Palhaço estava prestes a entrar em cena quando o incêndio começou - Francisco Moreira da Costa/Revista Flagrante
Brasil

Neste dia, em 1961, o pior incêndio do Brasil causava a morte de 503 pessoas

A tragédia do Gran Circo resultou no dobro de vítimas fatais dos incêndios do edifício Joelma e da boate Kiss

Thiago Lincolins Publicado em 17/12/2019, às 10h36

Era uma tarde quente em Niterói, 17 de dezembro de 1961. Instalado na Praça do Expedicionário, o Gran Circo Norte-Americano, autoproclamado maior da América Latina, recebia mais de 3 mil visitantes.

No panfleto convocando o respeitável público, anunciaram orgulhosamente terem uma tenda do mais moderno material — nylon. Coberto por parafina para impermeabilizar.

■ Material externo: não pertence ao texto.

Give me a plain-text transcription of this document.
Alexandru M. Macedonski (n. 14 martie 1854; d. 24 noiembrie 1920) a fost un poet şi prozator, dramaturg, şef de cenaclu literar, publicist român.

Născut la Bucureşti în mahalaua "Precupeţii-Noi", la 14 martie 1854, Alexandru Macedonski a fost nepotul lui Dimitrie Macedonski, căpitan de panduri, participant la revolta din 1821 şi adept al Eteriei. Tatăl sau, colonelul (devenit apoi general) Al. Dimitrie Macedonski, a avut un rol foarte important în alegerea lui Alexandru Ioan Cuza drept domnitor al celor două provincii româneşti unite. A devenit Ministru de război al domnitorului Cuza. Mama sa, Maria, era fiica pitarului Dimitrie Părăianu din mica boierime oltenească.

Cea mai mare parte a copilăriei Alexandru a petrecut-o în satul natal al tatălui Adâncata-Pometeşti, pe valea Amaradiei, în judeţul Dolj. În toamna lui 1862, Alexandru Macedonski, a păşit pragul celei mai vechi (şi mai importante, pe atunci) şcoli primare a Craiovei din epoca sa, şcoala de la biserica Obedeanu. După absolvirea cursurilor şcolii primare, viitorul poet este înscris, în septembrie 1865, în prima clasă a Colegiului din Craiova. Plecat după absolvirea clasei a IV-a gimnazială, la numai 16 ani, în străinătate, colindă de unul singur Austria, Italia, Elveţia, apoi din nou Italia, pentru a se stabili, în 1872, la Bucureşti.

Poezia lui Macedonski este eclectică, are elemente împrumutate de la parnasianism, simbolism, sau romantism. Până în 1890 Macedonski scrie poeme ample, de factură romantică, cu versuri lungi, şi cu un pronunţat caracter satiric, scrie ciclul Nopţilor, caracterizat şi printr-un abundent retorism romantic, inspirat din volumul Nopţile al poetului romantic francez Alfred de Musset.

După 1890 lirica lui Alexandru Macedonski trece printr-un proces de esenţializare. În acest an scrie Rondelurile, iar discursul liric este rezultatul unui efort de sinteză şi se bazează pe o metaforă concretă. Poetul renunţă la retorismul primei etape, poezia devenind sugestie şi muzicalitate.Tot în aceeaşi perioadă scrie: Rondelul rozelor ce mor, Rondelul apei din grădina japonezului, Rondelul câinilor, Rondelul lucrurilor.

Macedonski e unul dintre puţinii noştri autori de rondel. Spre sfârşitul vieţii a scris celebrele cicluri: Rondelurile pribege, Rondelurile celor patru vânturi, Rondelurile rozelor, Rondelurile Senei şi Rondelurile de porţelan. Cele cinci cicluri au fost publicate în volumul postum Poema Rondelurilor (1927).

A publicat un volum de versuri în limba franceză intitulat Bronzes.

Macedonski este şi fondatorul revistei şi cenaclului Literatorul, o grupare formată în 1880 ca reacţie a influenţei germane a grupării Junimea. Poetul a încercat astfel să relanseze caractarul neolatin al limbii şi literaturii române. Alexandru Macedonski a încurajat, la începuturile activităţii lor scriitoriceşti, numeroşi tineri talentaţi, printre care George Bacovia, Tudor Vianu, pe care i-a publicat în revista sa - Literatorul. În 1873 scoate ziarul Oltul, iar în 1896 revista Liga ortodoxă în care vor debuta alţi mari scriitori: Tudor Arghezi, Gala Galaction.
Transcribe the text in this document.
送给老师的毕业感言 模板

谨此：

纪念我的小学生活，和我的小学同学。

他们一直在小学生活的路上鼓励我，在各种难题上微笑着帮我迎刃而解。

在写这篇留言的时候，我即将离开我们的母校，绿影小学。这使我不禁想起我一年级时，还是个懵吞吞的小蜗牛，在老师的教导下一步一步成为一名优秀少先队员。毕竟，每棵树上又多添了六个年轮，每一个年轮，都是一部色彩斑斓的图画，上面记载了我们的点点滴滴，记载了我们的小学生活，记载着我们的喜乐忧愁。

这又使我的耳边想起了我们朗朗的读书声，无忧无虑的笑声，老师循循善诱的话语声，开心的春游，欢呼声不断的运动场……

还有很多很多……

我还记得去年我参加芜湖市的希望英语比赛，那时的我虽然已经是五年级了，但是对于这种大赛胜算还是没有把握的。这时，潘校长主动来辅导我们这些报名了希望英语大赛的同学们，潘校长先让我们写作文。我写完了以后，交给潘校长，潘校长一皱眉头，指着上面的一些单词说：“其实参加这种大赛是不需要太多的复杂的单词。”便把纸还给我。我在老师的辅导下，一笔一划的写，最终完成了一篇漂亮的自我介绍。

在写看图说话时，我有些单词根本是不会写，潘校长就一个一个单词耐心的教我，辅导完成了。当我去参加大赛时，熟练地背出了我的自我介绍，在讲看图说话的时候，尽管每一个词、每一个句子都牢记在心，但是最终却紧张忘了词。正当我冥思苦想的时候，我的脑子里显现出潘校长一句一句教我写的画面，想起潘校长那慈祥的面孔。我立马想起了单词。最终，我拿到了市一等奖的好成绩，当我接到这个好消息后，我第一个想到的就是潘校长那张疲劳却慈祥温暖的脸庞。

Parafina, a matéria-prima das velas. Muitas seriam acesas por esse deslize. Estava para começar o pior desastre circense de toda a História, em todo o planeta. E o pior incêndio do Brasil, com mais de o dobro das 189 vítimas do Joelma, em 1974, e as 242 da boate Kiss, em 2013.

Vingança

Dois dias antes, uma figura soturna rodeava o circo. Era Adílson Marcelino Alves, mais conhecido por Dequinha. Fora um dos 50 trabalhadores que o dono, Danilo Stevanovich, havia contratado para realizar a montagem da estrutura. Tinha a ficha suja por furto, aparentava problemas mentais e terminou demitido após apenas dois dias.

Na véspera do incêndio, Dequinha fora agredido por Maciel Felizardo, funcionário do circo, após bater boca com ele, acusando-o de ser responsável por sua demissão. Na fatídica tarde, seu ódio acabou multiplicado ao ser barrado na porta por tentar entrar de graça.

Circo em chamas

O circo havia atingido sua lotação máxima. Três mil pessoas assistiam ao espetáculo. Faltando apenas 20 minutos para o fim, o pânico foi instantâneo: a lona incendiou-se ruidosamente e seus pedaços começaram a cair sobre as pessoas, que se empurraram em desespero, até que algumas delas não pudessem mais respirar no aperto.

Os destroços após o grande incêndio / Crédito: Jorge Peter/Revista Flagrante

 

A elefanta saiu em disparada, atropelando quem estivesse no caminho — mas abrindo uma saída, porque não havia nenhum plano de emergência. Em pouco mais de 5 minutos, a lona foi totalmente consumida pelo fogo. De imediato, 372 pessoas jaziam mortas. As outras, num total oficial de 503 vítmas, morreriam depois.

Era homicídio, foi a conclusão da polícia. Após ser barrado na entrada, Dequinha havia reunido dois comparsas — José dos Santos, o "Pardal", e Walter Rosa dos Santos, o "Bigode", — para começar sua vingança. Que era simples: jogaram gasolina na lona e acenderam.

Não exatamente mestres do crime, todos iriam presos antes do final de dezembro. Em outubro de 1962, Dequinha foi condenado a 16 anos de prisão. Terminaria assassinado ao tentar fugir, em 1973 — nunca ficou claro por que e por quem. Bigode foi condenado a 16 anos de prisão e Pardal, a 14 anos.

O então presidente João Goulart imediatamente foi para Niterói acompanhar a situação. Voluntários fizeram fila para doar sangue. O caso causou comoção mundial, com doações vindas dos EUA até o Vaticano.

Uma das vítimas da tragédia / Crédito: LABHOI UFF

 

O cirurgião Ivo Pintaguy tornou-se uma celebridade então, ao atender dezenas de vítimas e notar que cirurgia plástica não era apenas vaidade. Com as técnicas desenvolvidas por ele, a cirurgia plástica no Brasil muito deveria à tragédia de 1961.

Não fosse a abismal escolha do nylon e parafina, talvez ninguém teria morrido. Mas a polícia, a imprensa e o governo, considerando a origem criminosa, não responsabilizaram Stevanovich. Nisso, o Brasil perdia a chance de aprender uma séria lição — como se veria nos dois outros desastres já citados, causados por negligência no uso de material inflamável em construções.

A história terminaria basicamente apagada. Nada marca o lugar. E há uma clínica militar onde um dia se passou o, de longe, pior incêndio da História do Brasil.